The single best solar lead in residential PV is a homeowner who is already pulling a re-roof permit. They've already decided to spend money on the roof, they've already lined up a roofing crew, and they're inside the 60-day window where adding solar to the project is a phone call instead of a year-long decision.
And yet most solar BD teams are still buying $300 leads from aggregators, knocking on cold doors, and competing on price after the homeowner has already shopped three quotes. The opportunity is to show up before the shopping starts — and the public record tells you exactly when that window opens.
The two permit signals every solar team should watch
1. Re-roof permits in your service area
When a homeowner pulls a re-roof permit, they are inside the highest-intent solar buying window of their lifetime. The roofing crew is about to be on their property. The roof is about to be torn off. Mounting hardware can be integrated cleanly instead of retrofitted. Every roof-and-solar combo job we've seen close was sourced this way — usually within 7 days of the re-roof permit issuing.
2. New-construction single-family permits
Tract-builder subdivisions issue master site permits months before the first house breaks ground. National builders increasingly offer PV pre-wire as a standard or optional package — knowing which builders, in which subdivisions, on which timeline, is what lets a solar EPC win the install on hundreds of homes at once instead of one at a time. The data is in the public record. The teams winning are reading it.
186k+
Re-roof + new-build permits in the feed (CA / TX / FL)
7 days
The window to outreach after a re-roof permit issues
60 days
Typical re-roof to job-complete window — your install timing
Why the re-roof window beats every other solar lead source
- The homeowner has already committed to roof-level spending. The economic decision is half-made.
- The roof is being touched anyway. Mounting hardware integrates cleanly during the tear-off and re-install.
- The roofing contractor is already on site or scheduled. You can coordinate a single visit.
- Most homeowners don't realize this window exists. You're not competing with five other solar quotes — you're the only one showing up.
- The conversation isn't "will you go solar?" — it's "while the roof is open, do you want PV?" — a much narrower, much easier yes.
The 2026 solar BD workflow
- Filter the live re-roof permit feed to your service-area zip codes. Save it as a workspace.
- Set an alert for every new permit. Inside Tibly, this lands as a push notification or a Slack channel message — your team sees it the same day.
- Within 72 hours, the BD rep makes contact. The pitch is timed to the roof, not generic.
- Coordinate the install with the roofing contractor — most are happy to work with a solar partner if it doesn't slow them down.
- Cross-reference new-build permits monthly.

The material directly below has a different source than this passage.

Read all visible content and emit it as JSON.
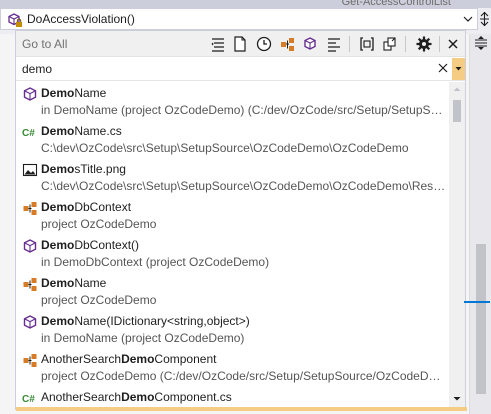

Identify which tract builders are active in your service area and reach out at the master-site stage, not the lot stage.
The three mistakes solar BD teams make
Mistake 1: Treating residential as a one-by-one game
If you're closing solar one rooftop at a time, your CAC scales linearly with revenue. The teams scaling fastest layer a tract-builder partnership program on top of the one-rooftop flow — same operating model, batched installs at a builder-level rate.
Mistake 2: Buying lead lists that are already shopped
Aggregator leads are shopped by every other solar EPC in the metro by the time you get them. You're not paying for a lead — you're paying for a homeowner-shaped object that's about to be in five sales pipelines simultaneously. The permit feed gives you the same homeowner before any of those competitors have heard of them.
Mistake 3: Ignoring the roofing contractor
The roofer on the job has the homeowner's trust, their phone number, and a real reason to make introductions. Building a partnership channel with 5-10 strong residential roofers in your service area is the single highest-leverage move a solar BD team can make. The permit feed shows you which roofers are most active — start there.
The simplest action you can take this week
Pull the last 60 days of re-roof permits in your top 3 service-area zip codes. Plot the addresses on a map. Count how many of those homes still have unshaded south- or west-facing roof area — that's your install candidate list. For most BD teams that exercise turns up 30-80 ready-to-pitch addresses no one else has reached out to. That's a week's worth of high-conversion outreach hiding in the public record.